There are just a few individuals who don’t benefit from the advantages of taking a stroll at the beach or by just merely looking out at the ocean from a sandy beach. Recently, some new study suggests that there’s a reason behind our age old affinity with the sea.

Study Suggests, Living Near The Sea Enhances Mental Health

The study, published within this month’s issue of Health & Place, unearthed that residing in a home with a view of the sea was related to an improved mental health.

Scientists from the University of Canterbury in New Zealand and Michigan State University looked over the presence of blue and green spaces for residents in Wellington, New Zealand. Green spaces were areas such as parks and forests whilst blue spaces were defined as water regions such as beaches and oceans. Even if, Wellington Although Wellington is a urbanized capital city, it’s situated alongside the Pacific Ocean and Tasman Sea. The scientists subsequently compared this information with data collected from the New Zealand Health Survey, that was used to evaluate anxiety and mood disorders.

After considering additional elements like the people’s income, age, and sex, they discovered a relationship between individuals who had a watch of the ocean and positive mental health.

Study Suggests, Living Near The Sea Enhances Mental Health

Nevertheless, as you might genuinely believe that this effect was because of being generally near “the excellent outdoors”, the research particularly discovered that the green space didn’t possess the same effect.

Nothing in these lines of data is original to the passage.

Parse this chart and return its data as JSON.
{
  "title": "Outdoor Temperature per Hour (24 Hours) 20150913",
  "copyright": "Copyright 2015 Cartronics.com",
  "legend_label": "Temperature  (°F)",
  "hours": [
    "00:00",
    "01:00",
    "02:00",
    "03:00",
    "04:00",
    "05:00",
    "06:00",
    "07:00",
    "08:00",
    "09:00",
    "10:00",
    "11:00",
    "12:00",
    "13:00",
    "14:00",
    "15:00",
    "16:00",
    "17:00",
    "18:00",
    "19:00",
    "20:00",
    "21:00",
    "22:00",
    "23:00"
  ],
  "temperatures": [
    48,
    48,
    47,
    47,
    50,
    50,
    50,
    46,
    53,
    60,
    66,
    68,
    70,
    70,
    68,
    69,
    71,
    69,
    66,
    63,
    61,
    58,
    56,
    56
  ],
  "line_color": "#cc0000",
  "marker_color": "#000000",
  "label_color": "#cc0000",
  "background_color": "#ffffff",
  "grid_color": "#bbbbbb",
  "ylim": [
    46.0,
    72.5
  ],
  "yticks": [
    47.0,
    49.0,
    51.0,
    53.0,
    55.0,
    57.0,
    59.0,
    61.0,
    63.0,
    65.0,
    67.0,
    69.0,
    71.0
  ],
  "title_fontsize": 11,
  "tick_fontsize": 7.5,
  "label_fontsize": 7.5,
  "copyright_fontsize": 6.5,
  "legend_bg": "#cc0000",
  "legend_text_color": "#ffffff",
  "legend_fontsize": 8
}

It could be because the blue space was all natural, while the green space included human-made areas, such as sports fields and playgrounds, as well as natural areas such as native forests. Perhaps if we only looked at native forests we might find something different,” according to study co-author, Amber Pearson in a statement.

The scientists aspire to better understand this issue by conducting similar studies in areas that harbor other types of large bodies of water, such as the Great Lakes. Eventually, they wish that a more comprehensive understanding of our surrounding environment and its effect on our health could help guide more effective city planning.